The transition to value-based payments is having a positive impact on cost and quality. Payers reported average savings of 5.6% across all markets associated with value-based reimbursement models as well as improvements in quality of care, patient engagement and provider relations. However, adoption of these payment models has not been universal. Although providers expect only 36% of overall 2020 revenue to remain fee-for-service, the shift to value in commercial contracts has been particularly slow. Fee-for-service constitutes 63% of revenue with only 20% coming from “risk contracts,” through which both gains and losses are shared.
Why does this matter?
Value-based care presents a meaningful, but not fully realized, opportunity to improve healthcare quality and reduce costs because significant impediments remain:
- Data challenges, particularly the lack of access to administrative claims data and data that is not actionable;
- Different reporting requirements across multiple payers; and
- The cost and resources required to build value-based infrastructure and administrative capabilities.
These challenges need to be addressed through purchaser, payer and provider collaboration.

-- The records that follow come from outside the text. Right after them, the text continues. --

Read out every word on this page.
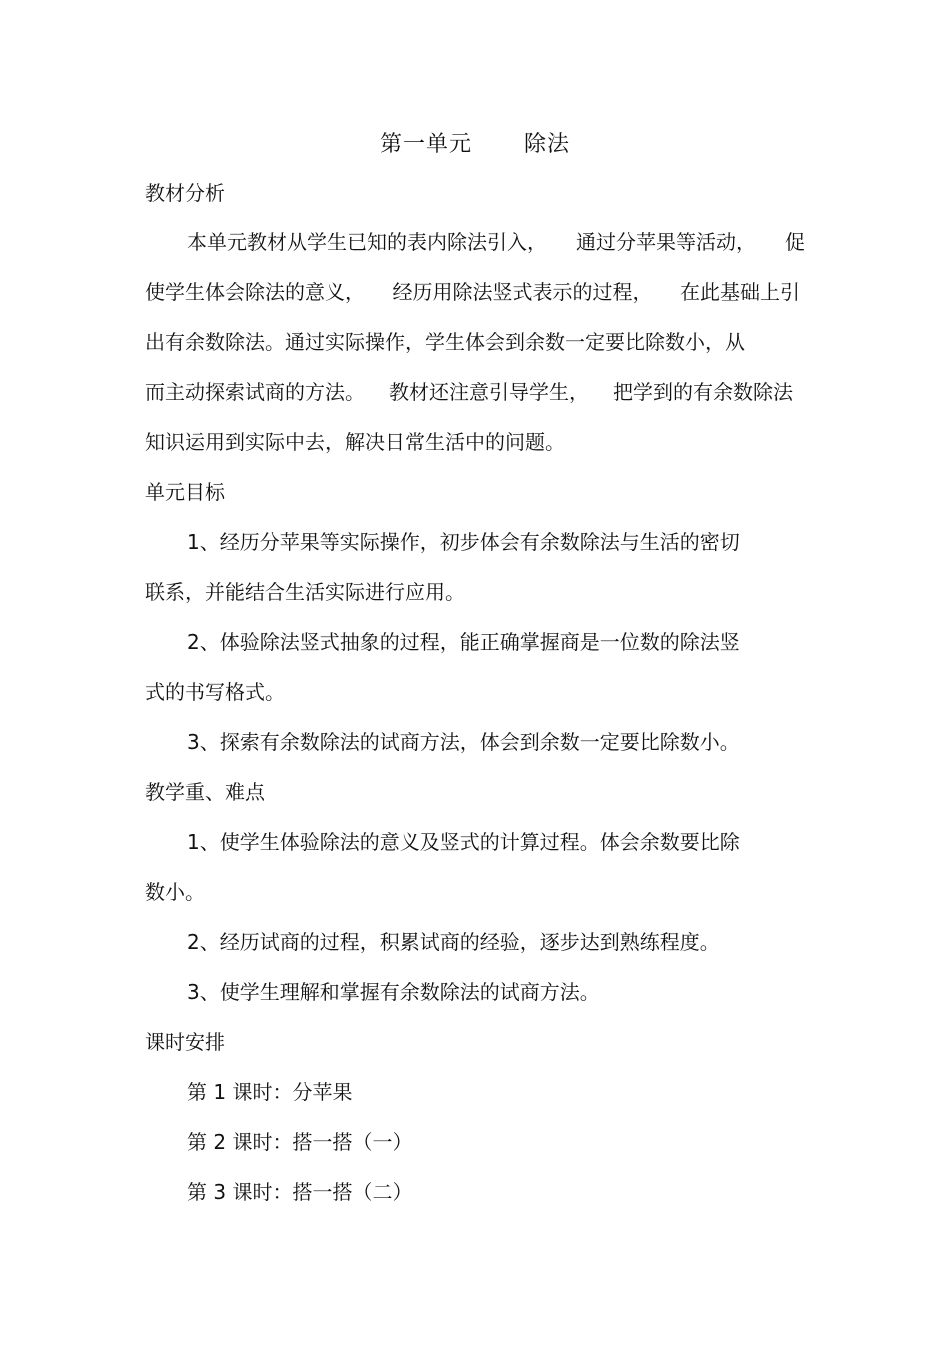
第一单元 除法
教材分析
本单元教材从学生已知的表内除法引入， 通过分苹果等活动， 促
使学生体会除法的意义， 经历用除法竖式表示的过程， 在此基础上引
出有余数除法。通过实际操作，学生体会到余数一定要比除数小，从
而主动探索试商的方法。 教材还注意引导学生， 把学到的有余数除法
知识运用到实际中去，解决日常生活中的问题。
单元目标
1、经历分苹果等实际操作，初步体会有余数除法与生活的密切
联系，并能结合生活实际进行应用。
2、体验除法竖式抽象的过程，能正确掌握商是一位数的除法竖
式的书写格式。
3、探索有余数除法的试商方法，体会到余数一定要比除数小。
教学重、难点
1、使学生体验除法的意义及竖式的计算过程。体会余数要比除
数小。
2、经历试商的过程，积累试商的经验，逐步达到熟练程度。
3、使学生理解和掌握有余数除法的试商方法。
课时安排
第 1 课时：分苹果
第 2 课时：搭一搭（一）
第 3 课时：搭一搭（二）
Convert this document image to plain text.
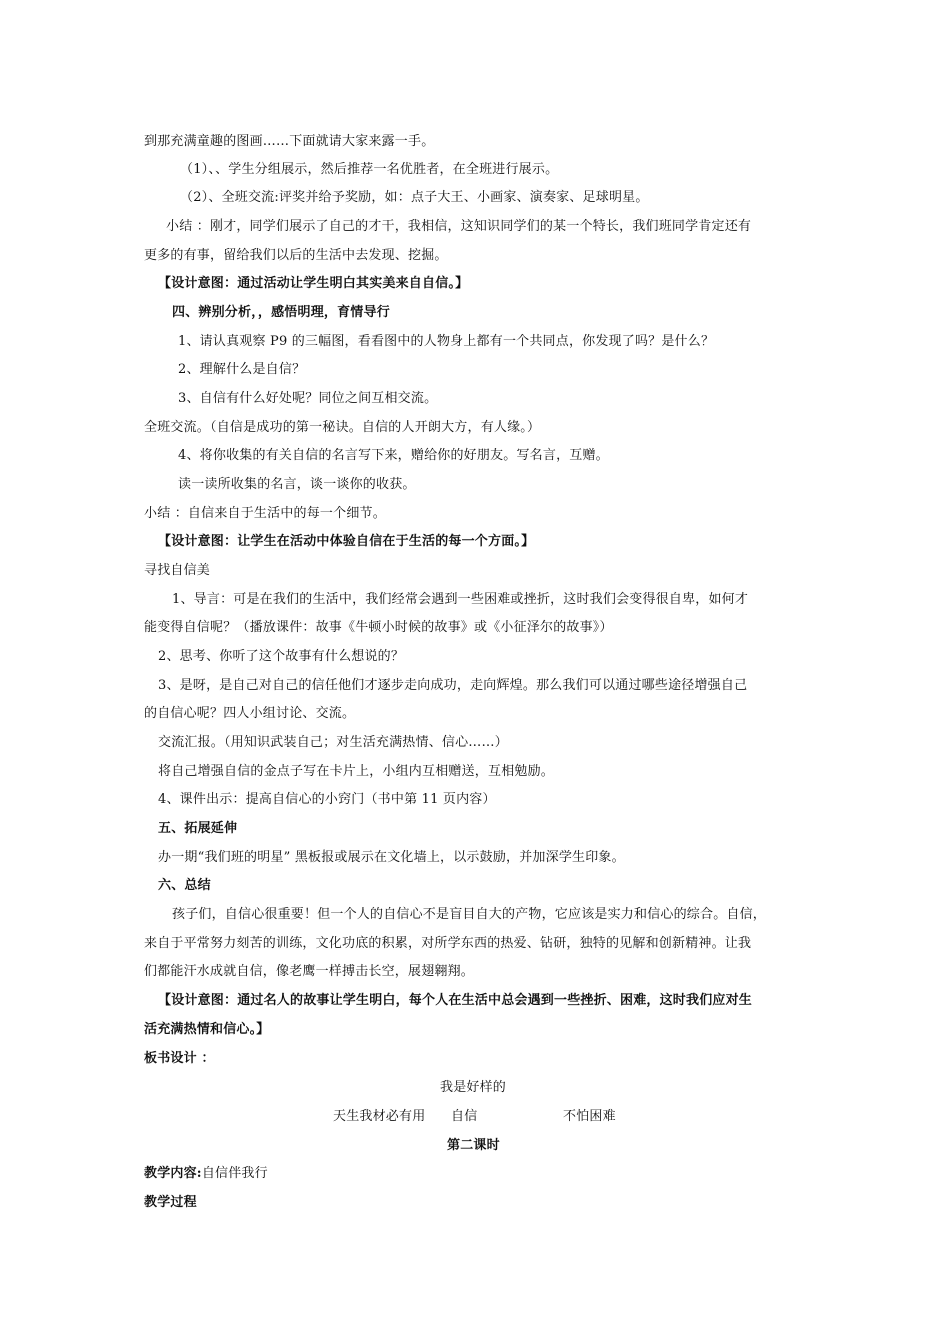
到那充满童趣的图画……下面就请大家来露一手。
（1）、、学生分组展示，然后推荐一名优胜者，在全班进行展示。
（2）、全班交流:评奖并给予奖励，如：点子大王、小画家、演奏家、足球明星。
小结 ：刚才，同学们展示了自己的才干，我相信，这知识同学们的某一个特长，我们班同学肯定还有
更多的有事，留给我们以后的生活中去发现、挖掘。
【设计意图：通过活动让学生明白其实美来自自信。】
四、辨别分析，，感悟明理，育情导行
1、请认真观察 P9 的三幅图，看看图中的人物身上都有一个共同点，你发现了吗？是什么？
2、理解什么是自信？
3、自信有什么好处呢？同位之间互相交流。
全班交流。（自信是成功的第一秘诀。自信的人开朗大方，有人缘。）
4、将你收集的有关自信的名言写下来，赠给你的好朋友。写名言，互赠。
读一读所收集的名言，谈一谈你的收获。
小结 ：自信来自于生活中的每一个细节。
【设计意图：让学生在活动中体验自信在于生活的每一个方面。】
寻找自信美
1、导言：可是在我们的生活中，我们经常会遇到一些困难或挫折，这时我们会变得很自卑，如何才
能变得自信呢？（播放课件：故事《牛顿小时候的故事》或《小征泽尔的故事》）
2、思考、你听了这个故事有什么想说的？
3、是呀，是自己对自己的信任他们才逐步走向成功，走向辉煌。那么我们可以通过哪些途径增强自己
的自信心呢？四人小组讨论、交流。
交流汇报。（用知识武装自己；对生活充满热情、信心……）
将自己增强自信的金点子写在卡片上，小组内互相赠送，互相勉励。
4、课件出示：提高自信心的小窍门（书中第 11 页内容）
五、拓展延伸
办一期“我们班的明星” 黑板报或展示在文化墙上，以示鼓励，并加深学生印象。
六、总结
孩子们，自信心很重要！但一个人的自信心不是盲目自大的产物，它应该是实力和信心的综合。自信，
来自于平常努力刻苦的训练，文化功底的积累，对所学东西的热爱、钻研，独特的见解和创新精神。让我
们都能汗水成就自信，像老鹰一样搏击长空，展翅翱翔。
【设计意图：通过名人的故事让学生明白，每个人在生活中总会遇到一些挫折、困难，这时我们应对生
活充满热情和信心。】
板书设计 ：
我是好样的
天生我材必有用 自信	不怕困难
第二课时
教学内容:自信伴我行
教学过程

5. Consumer-facing technology will gain significant traction in the healthcare industry
Despite the fact that consumer-facing technology has proliferated through 21st century life at a breathtaking speed, only a small fraction of consumers use it in healthcare. This is partly due to privacy concerns, but also practitioners themselves question the reliability of the data they produce. However, many of these wearables, portals, platforms, tools, and monitors make good business sense and have a proven track record of maintaining privacy and producing useful data. We’ll be watching to see which ones finally begin to live up to their potential in 2020, with a particular focus on telemedicine and cost estimator tools.
- Telemedicine may be the technology with the biggest potential to favorably disrupt status-quo healthcare delivery. The technology has strong evidence supporting it in specialties like psychiatry and dermatology. Yet fewer than 1% of seniors have ever used telemedicine, and fewer than 0.5% of large-group beneficiaries used telemedicine in 2016. This past year, Medicare eased a number of its notoriously tight restrictions on these services. Hospital adoption of telemedicine also grew rapidly, with more than three-quarters planning or implementing programs.
- Cost estimator tools are another great example of consumer-facing technology which could lead to positive outcomes. Offered by health plans, these tools help patients find lower-priced care options, most frequently for imaging, colonoscopies and maternity services. According to the Massachusetts Attorney General’s Office, cost estimator tools are only used two to seven times per year for every hundred members.
Why does this matter?
Telemedicine can make doctor visits faster and more convenient. Cost estimators can save a lot of money for both individual consumers and the overall system. The fact that these tools can effectively address two of healthcare’s biggest problems makes their low uptake all the more vexing. But if adoption accelerates, the positive impact could be significant.